Denni Puspa Purbasari*

Sampul majalah The Economist edisi 22 Desember lalu tampaknya berhasil menggambarkan rasa frustrasi ekonom atas kebijakan para pemimpin dunia. Dalam edisi A Rough Guide to Hell itu tergambar Presiden Putin, Presiden Bashar Assad, dan Kim Jong-un terendam dalam air panas neraka, sementara Euro dan Presiden Obama—yang mengendarai speed boat kesombongan—menyusul mereka. Dalam kartun itu (masih di dalam neraka) tampak Hamas dan Israel yang saling menyerang, Kanselir Merkel yang malas, Berlusconi yang mengejar nafsu untuk berkuasa kembali, Romney dan partai Republik yang iri dan membiarkan Obama menuju neraka, serta Abang Sam yang haus akan minyak.

Lewat gambar satire itu, The Economist ingin mengingatkan bahwa perekonomian akan masuk neraka ketika para pemimpin politik terus-menerus melakukan kesalahan atau dosa. Dosa itu tak lain adalah tujuh dosa mematikan, yaitu kemurkaan, ketamakan, kemalasan, kesombongan, nafsu, iri hati, dan kerakusan.

Berbeda dengan agama yang menuntut semua orang berbuat baik, altruisme dan kebajikan (benevolence) dalam teori ekonomi hanya "dituntut" ada pada negara, sedangkan bagi orang per orang atau perusahaan adalah sebuah pilihan, bukan norma. Teori ekonomi membuat asumsi sederhana tentang motivasi aktor-aktor ekonomi, yaitu konsumen umumnya memaksimalkan utilitas dan produsen umumnya memaksimalkan keuntungan. Meskipun sering disanggah, asumsi pesimistis ini sebenarnya pas, obyektif, dan tak basa-basi. Bahwa dalam dunia ekonomi orang memang cenderung memprioritaskan kepentingannya sendiri atau egoistis. Meskipun demikian, ini tak berarti bahwa altruisme dan benevolence tak penting dalam dunia ekonomi. Sangat penting malah. Namun keduanya "diwajibkan" ada pada negara—yang semestinya menjadi penjaga kepentingan publik.

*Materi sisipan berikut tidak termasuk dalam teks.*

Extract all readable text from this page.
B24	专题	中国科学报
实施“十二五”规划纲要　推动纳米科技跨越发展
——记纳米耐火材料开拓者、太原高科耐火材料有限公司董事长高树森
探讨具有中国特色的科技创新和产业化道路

Teori ekonomi awalnya sangat naif dengan mengasumsikan bahwa pemerintah atau negara akan selalu melakukan yang terbaik bagi perekonomian. Pemerintah adalah Sang Mahatahu dan Sang Mahabaik. Ketika perekonomian mengalami resesi, misalnya, pemerintah akan melakukan kebijakan x, y, dan z yang ia tahu akan mengangkat perekonomian keluar dari resesi. Setali tiga uang, ketika menghadapi keserakahan perusahaan, pemerintah diasumsikan tahu dan akan menerapkan kebijakan yang membuat pengejaran akan profit oleh perusahaan ini tak melanggar kepentingan publik. Namun siapakah sebenarnya pemerintah itu?

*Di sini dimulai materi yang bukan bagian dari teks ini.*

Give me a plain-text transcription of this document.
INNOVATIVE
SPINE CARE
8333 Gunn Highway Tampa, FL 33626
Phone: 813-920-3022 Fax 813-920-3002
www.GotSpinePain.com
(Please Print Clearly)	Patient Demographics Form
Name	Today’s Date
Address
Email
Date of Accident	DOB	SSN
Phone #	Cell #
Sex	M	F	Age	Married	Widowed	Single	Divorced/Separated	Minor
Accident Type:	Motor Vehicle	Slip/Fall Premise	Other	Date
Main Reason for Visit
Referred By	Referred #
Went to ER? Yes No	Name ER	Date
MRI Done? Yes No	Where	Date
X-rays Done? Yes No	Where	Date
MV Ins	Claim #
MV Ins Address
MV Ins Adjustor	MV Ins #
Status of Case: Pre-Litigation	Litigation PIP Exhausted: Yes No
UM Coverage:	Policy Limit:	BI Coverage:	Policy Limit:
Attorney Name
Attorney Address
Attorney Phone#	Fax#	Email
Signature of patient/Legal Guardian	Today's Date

Fakta bahwa kebijakan pemerintah sering berbeda—bahkan berlawanan—dengan nalar ekonomi membuat ekonom mencoba membuka tabir siapa pemerintah itu sebenarnya. Awalnya teori melihat pemerintah tak ubahnya sebuah kotak hitam: sebuah entitas penting tapi misterius isinya. Ketika dibuka, pemerintah ternyata adalah sekumpulan politikus atau orang yang motivasinya tak berbeda dengan orang-orang kebanyakan, yaitu egoistis. Wujud dari egoisme ini macam-macam, bisa berupa keinginan untuk dipilih kembali, mendapatkan harta, kebanggaan, dan sebagainya.

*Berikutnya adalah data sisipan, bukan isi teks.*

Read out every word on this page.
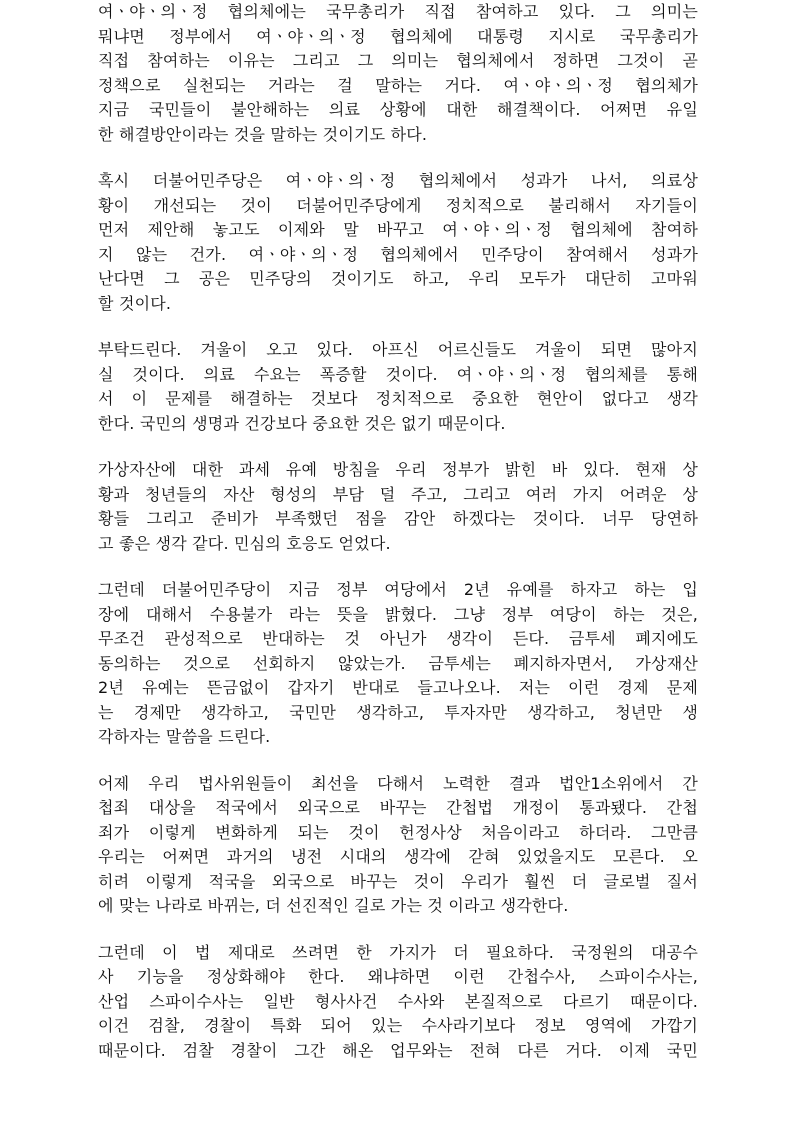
여ㆍ야ㆍ의ㆍ정 협의체에는 국무총리가 직접 참여하고 있다. 그 의미는
뭐냐면 정부에서 여ㆍ야ㆍ의ㆍ정 협의체에 대통령 지시로 국무총리가
직접 참여하는 이유는 그리고 그 의미는 협의체에서 정하면 그것이 곧
정책으로 실천되는 거라는 걸 말하는 거다. 여ㆍ야ㆍ의ㆍ정 협의체가
지금 국민들이 불안해하는 의료 상황에 대한 해결책이다. 어쩌면 유일
한 해결방안이라는 것을 말하는 것이기도 하다.
혹시 더불어민주당은 여ㆍ야ㆍ의ㆍ정 협의체에서 성과가 나서, 의료상
황이 개선되는 것이 더불어민주당에게 정치적으로 불리해서 자기들이
먼저 제안해 놓고도 이제와 말 바꾸고 여ㆍ야ㆍ의ㆍ정 협의체에 참여하
지 않는 건가. 여ㆍ야ㆍ의ㆍ정 협의체에서 민주당이 참여해서 성과가
난다면 그 공은 민주당의 것이기도 하고, 우리 모두가 대단히 고마워
할 것이다.
부탁드린다. 겨울이 오고 있다. 아프신 어르신들도 겨울이 되면 많아지
실 것이다. 의료 수요는 폭증할 것이다. 여ㆍ야ㆍ의ㆍ정 협의체를 통해
서 이 문제를 해결하는 것보다 정치적으로 중요한 현안이 없다고 생각
한다. 국민의 생명과 건강보다 중요한 것은 없기 때문이다.
가상자산에 대한 과세 유예 방침을 우리 정부가 밝힌 바 있다. 현재 상
황과 청년들의 자산 형성의 부담 덜 주고, 그리고 여러 가지 어려운 상
황들 그리고 준비가 부족했던 점을 감안 하겠다는 것이다. 너무 당연하
고 좋은 생각 같다. 민심의 호응도 얻었다.
그런데 더불어민주당이 지금 정부 여당에서 2년 유예를 하자고 하는 입
장에 대해서 수용불가 라는 뜻을 밝혔다. 그냥 정부 여당이 하는 것은,
무조건 관성적으로 반대하는 것 아닌가 생각이 든다. 금투세 폐지에도
동의하는 것으로 선회하지 않았는가. 금투세는 폐지하자면서, 가상재산
2년 유예는 뜬금없이 갑자기 반대로 들고나오나. 저는 이런 경제 문제
는 경제만 생각하고, 국민만 생각하고, 투자자만 생각하고, 청년만 생
각하자는 말씀을 드린다.
어제 우리 법사위원들이 최선을 다해서 노력한 결과 법안1소위에서 간
첩죄 대상을 적국에서 외국으로 바꾸는 간첩법 개정이 통과됐다. 간첩
죄가 이렇게 변화하게 되는 것이 헌정사상 처음이라고 하더라. 그만큼
우리는 어쩌면 과거의 냉전 시대의 생각에 갇혀 있었을지도 모른다. 오
히려 이렇게 적국을 외국으로 바꾸는 것이 우리가 훨씬 더 글로벌 질서
에 맞는 나라로 바뀌는, 더 선진적인 길로 가는 것 이라고 생각한다.
그런데 이 법 제대로 쓰려면 한 가지가 더 필요하다. 국정원의 대공수
사 기능을 정상화해야 한다. 왜냐하면 이런 간첩수사, 스파이수사는,
산업 스파이수사는 일반 형사사건 수사와 본질적으로 다르기 때문이다.
이건 검찰, 경찰이 특화 되어 있는 수사라기보다 정보 영역에 가깝기
때문이다. 검찰 경찰이 그간 해온 업무와는 전혀 다른 거다. 이제 국민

Motivasi egoistis politikus ini di atas kertas bisa dibatasi bila institusi atau aturan main yang ada "sempurna". Bila tidak, kebijakan yang diambil oleh pemerintah yang berisikan self-interest politicians atau individualis ini tak akan sama dengan kebijakan yang diambil oleh pemerintah yang bertindak sebagai social planner. Social planner adalah Sang Mahatahu dan Sang Mahabaik, penjaga kepentingan publik, yang sosoknya hanya ada dalam teori. Motivasi social planner hanya satu, yaitu memaksimalkan kesejahteraan umum.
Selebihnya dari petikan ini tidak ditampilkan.